Editor’s note: This column by the late Bev Davis originally was published March 24, 2007.
An e-mail this week reminded me how inconsistent we humans are. Ponder these questions for a moment.
- Why do we press harder on a remote control when we know the batteries are going dead?
- Why does someone believe you when you say there are 4 billion stars, but check when you say the paint is wet?
- Why do we continuously return to the refrigerator with hopes that something new to eat will have materialized since the last time we looked?
- Why do people keep running over a string a dozen times with their vacuum cleaner, then reach down, pick it up, examine it, then put it down to give the vacuum one more chance?
- In winter, why do we try to keep the house as warm as it was in summer when we complained about the heat?
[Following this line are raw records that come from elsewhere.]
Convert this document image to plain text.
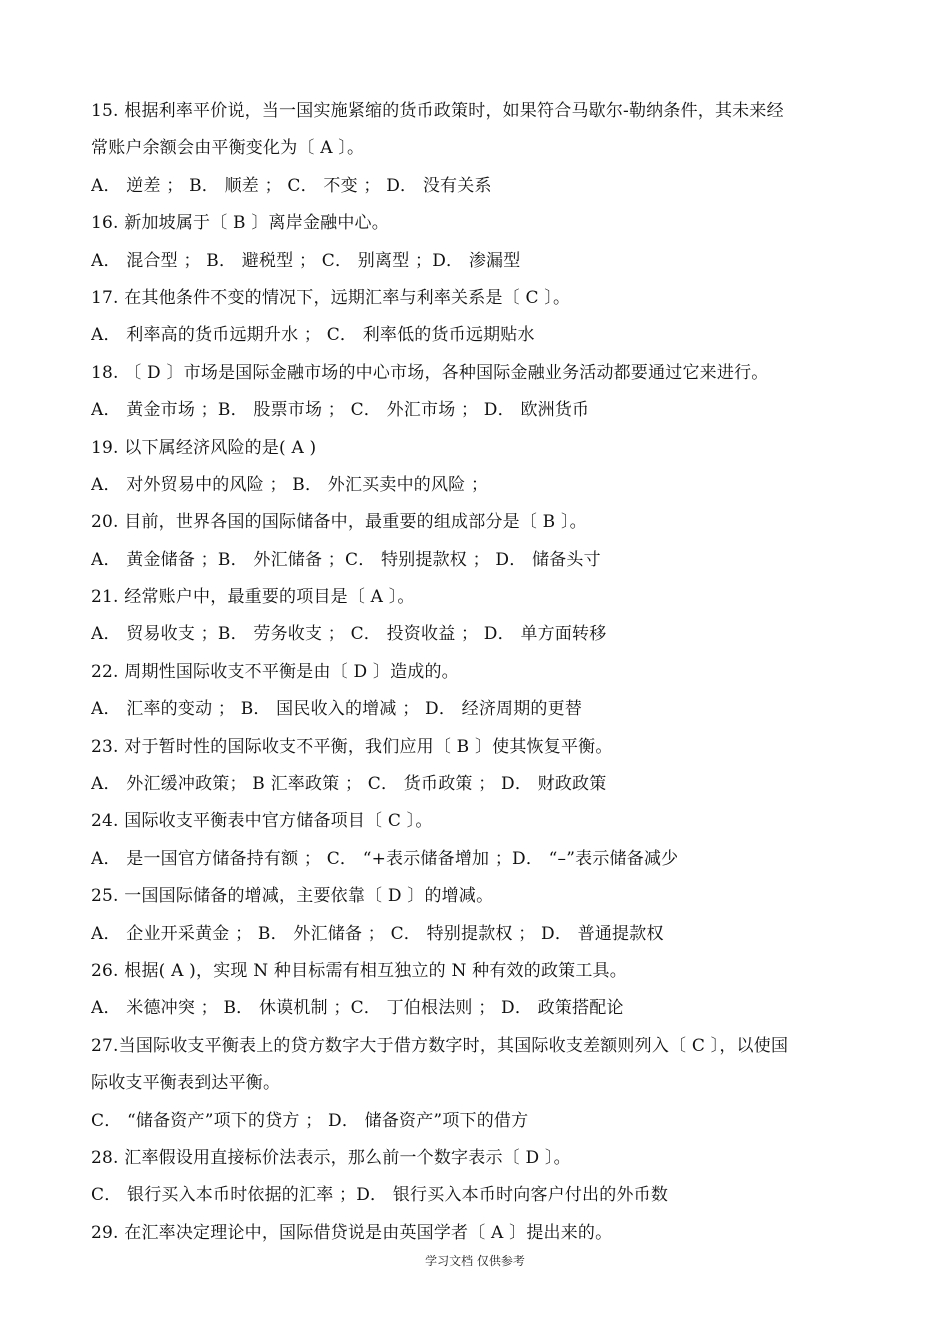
15. 根据利率平价说，当一国实施紧缩的货币政策时，如果符合马歇尔-勒纳条件，其未来经
常账户余额会由平衡变化为〔 A 〕。
A． 逆差 ； B． 顺差 ； C． 不变 ； D． 没有关系
16. 新加坡属于〔 B 〕离岸金融中心。
A． 混合型 ； B． 避税型 ； C． 别离型 ；D． 渗漏型
17. 在其他条件不变的情况下，远期汇率与利率关系是〔 C 〕。
A． 利率高的货币远期升水 ； C． 利率低的货币远期贴水
18. 〔 D 〕市场是国际金融市场的中心市场，各种国际金融业务活动都要通过它来进行。
A． 黄金市场 ；B． 股票市场 ； C． 外汇市场 ； D． 欧洲货币
19. 以下属经济风险的是( A )
A． 对外贸易中的风险 ； B． 外汇买卖中的风险 ；
20. 目前，世界各国的国际储备中，最重要的组成部分是〔 B 〕。
A． 黄金储备 ；B． 外汇储备 ；C． 特别提款权 ； D． 储备头寸
21. 经常账户中，最重要的项目是〔 A 〕。
A． 贸易收支 ；B． 劳务收支 ； C． 投资收益 ； D． 单方面转移
22. 周期性国际收支不平衡是由〔 D 〕造成的。
A． 汇率的变动 ； B． 国民收入的增减 ； D． 经济周期的更替
23. 对于暂时性的国际收支不平衡，我们应用〔 B 〕使其恢复平衡。
A． 外汇缓冲政策； B 汇率政策 ； C． 货币政策 ； D． 财政政策
24. 国际收支平衡表中官方储备项目〔 C 〕。
A． 是一国官方储备持有额 ； C． “+表示储备增加 ；D． “–”表示储备减少
25. 一国国际储备的增减，主要依靠〔 D 〕的增减。
A． 企业开采黄金 ； B． 外汇储备 ； C． 特别提款权 ； D． 普通提款权
26. 根据( A )，实现 N 种目标需有相互独立的 N 种有效的政策工具。
A． 米德冲突 ； B． 休谟机制 ；C． 丁伯根法则 ； D． 政策搭配论
27.当国际收支平衡表上的贷方数字大于借方数字时，其国际收支差额则列入〔 C 〕，以使国
际收支平衡表到达平衡。
C． “储备资产”项下的贷方 ； D． 储备资产”项下的借方
28. 汇率假设用直接标价法表示，那么前一个数字表示〔 D 〕。
C． 银行买入本币时依据的汇率 ；D． 银行买入本币时向客户付出的外币数
29. 在汇率决定理论中，国际借贷说是由英国学者〔 A 〕提出来的。
学习文档 仅供参考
I thought of a few of my own, especially in regard to faith in God.
- Why do we automatically blame God when something goes wrong, but never thank Him even one time when something goes right?
- Why do we ask God’s blessing on our food, then spend the whole duration of the meal criticizing it?
- Why do we pray for God to work in someone’s heart and change them and then say to someone else, “That person will never change”?
- Why do we ask God to “forgive us our trespasses as we forgive those who trespass against us,” and go around holding grudges all the time?
- Why do we say we believe “God is no respector of persons,” then treat people differently because of their social status, religious views or ethnic backgrounds?
We are, indeed, inconsistent.
That’s why all of us need so much to rely on the grace of God.
His patience with us is infinite; His love never fails us. Only He can endow us with that same kind of grace that enables us to extend it to other people.
I believe God wants us to be consistently working out His will on this Earth by recognizing our sins and faults and inconsistencies and calling upon Him for the power to change.
Instead of judging others, we need to become watchdogs over our own thoughts, words and deeds and respond to His conviction in our own lives.
Nobody said that would be easy. It’s so much easier to hold others accountable than to deal with our own accountability to God and to others.
We all need to spend much more time in prayer for one another and less time trying to straighten everybody else out.
When we realize our own spiritual batteries are running on low, this is one time it’s a good thing to press harder on the prayer button.
The power to overcome human inconsistencies has to come from the One who is always consistent, and who will respond to our faintest cry for help.